The dissent in Simon suggests that a per se rule of disbarment should not be adhered to. As I indicated above, if it was not for respondent’s seeming rehabilitation, I would be in favor of disbarment.

In this day and age it is important that a clear message be given to the bar that the use of illegal drugs, their *96sale or involvement by attorneys in drug activities is a very serious matter. The integrity of the bar in the public’s eye cannot continually be tarnished by drug use or involvement with illegal drugs by attorneys. The practice of law is a privilege in the Commonwealth of Pennsylvania and with it goes awesome responsibilities. Members of the bar in general and public prosecutors, in particular, must not be allowed to debase the integrity of the legal profession and erode public confidence.
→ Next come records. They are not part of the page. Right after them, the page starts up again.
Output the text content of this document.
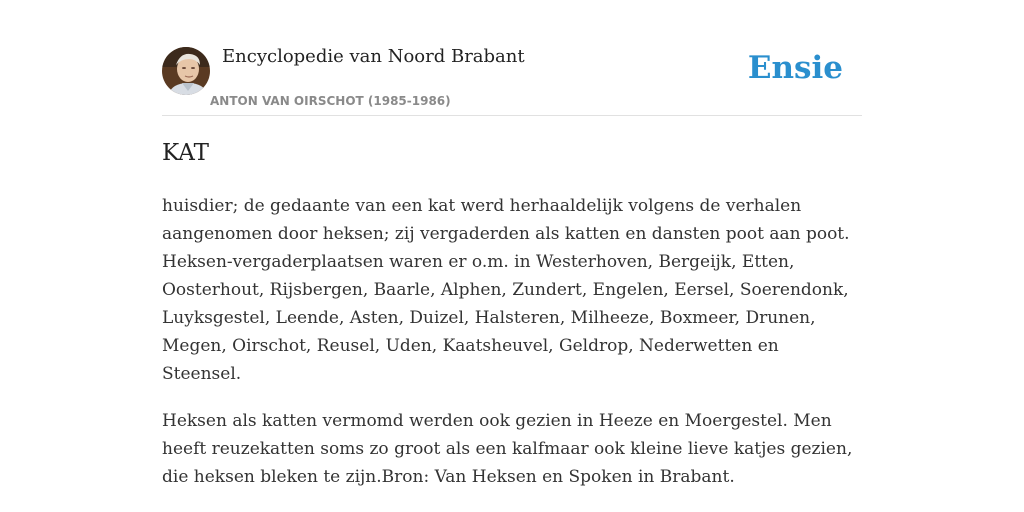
Encyclopedie van Noord Brabant
ANTON VAN OIRSCHOT (1985-1986)
Ensie
KAT

huisdier; de gedaante van een kat werd herhaaldelijk volgens de verhalen aangenomen door heksen; zij vergaderden als katten en dansten poot aan poot. Heksen-vergaderplaatsen waren er o.m. in Westerhoven, Bergeijk, Etten, Oosterhout, Rijsbergen, Baarle, Alphen, Zundert, Engelen, Eersel, Soerendonk, Luyksgestel, Leende, Asten, Duizel, Halsteren, Milheeze, Boxmeer, Drunen, Megen, Oirschot, Reusel, Uden, Kaatsheuvel, Geldrop, Nederwetten en Steensel.

Heksen als katten vermomd werden ook gezien in Heeze en Moergestel. Men heeft reuzekatten soms zo groot als een kalfmaar ook kleine lieve katjes gezien, die heksen bleken te zijn.Bron: Van Heksen en Spoken in Brabant.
Based on the foregoing, I respectfully dissent and recommend that respondent be suspended for a period of five years, retroactive to March 4, 1988, the date on which the Supreme Court of Pennsylvania placed respondent on interim suspension pursuant to Rule 214(d) Pa.R.D.E.

Board Member Judith Heh joins in this concurring and dissenting opinion.

ORDER

And now, November 19, 1991, upon consideration of the report and recommendations of the Disciplinary Board dated April 5, 1991, it is hereby ordered that [respondent] be and he is suspended from the bar of this Commonwealth for a period of three years retroactive to March 4, 1988. It is further ordered that respondent shall pay costs to the Disciplinary Board pursuant to Rule 208(g), Pa.R.D.E.

Mr. Justice Larsen and Mr. Justice Papadakos dissent and would issue a rule to show cause why respondent should not be disbarred.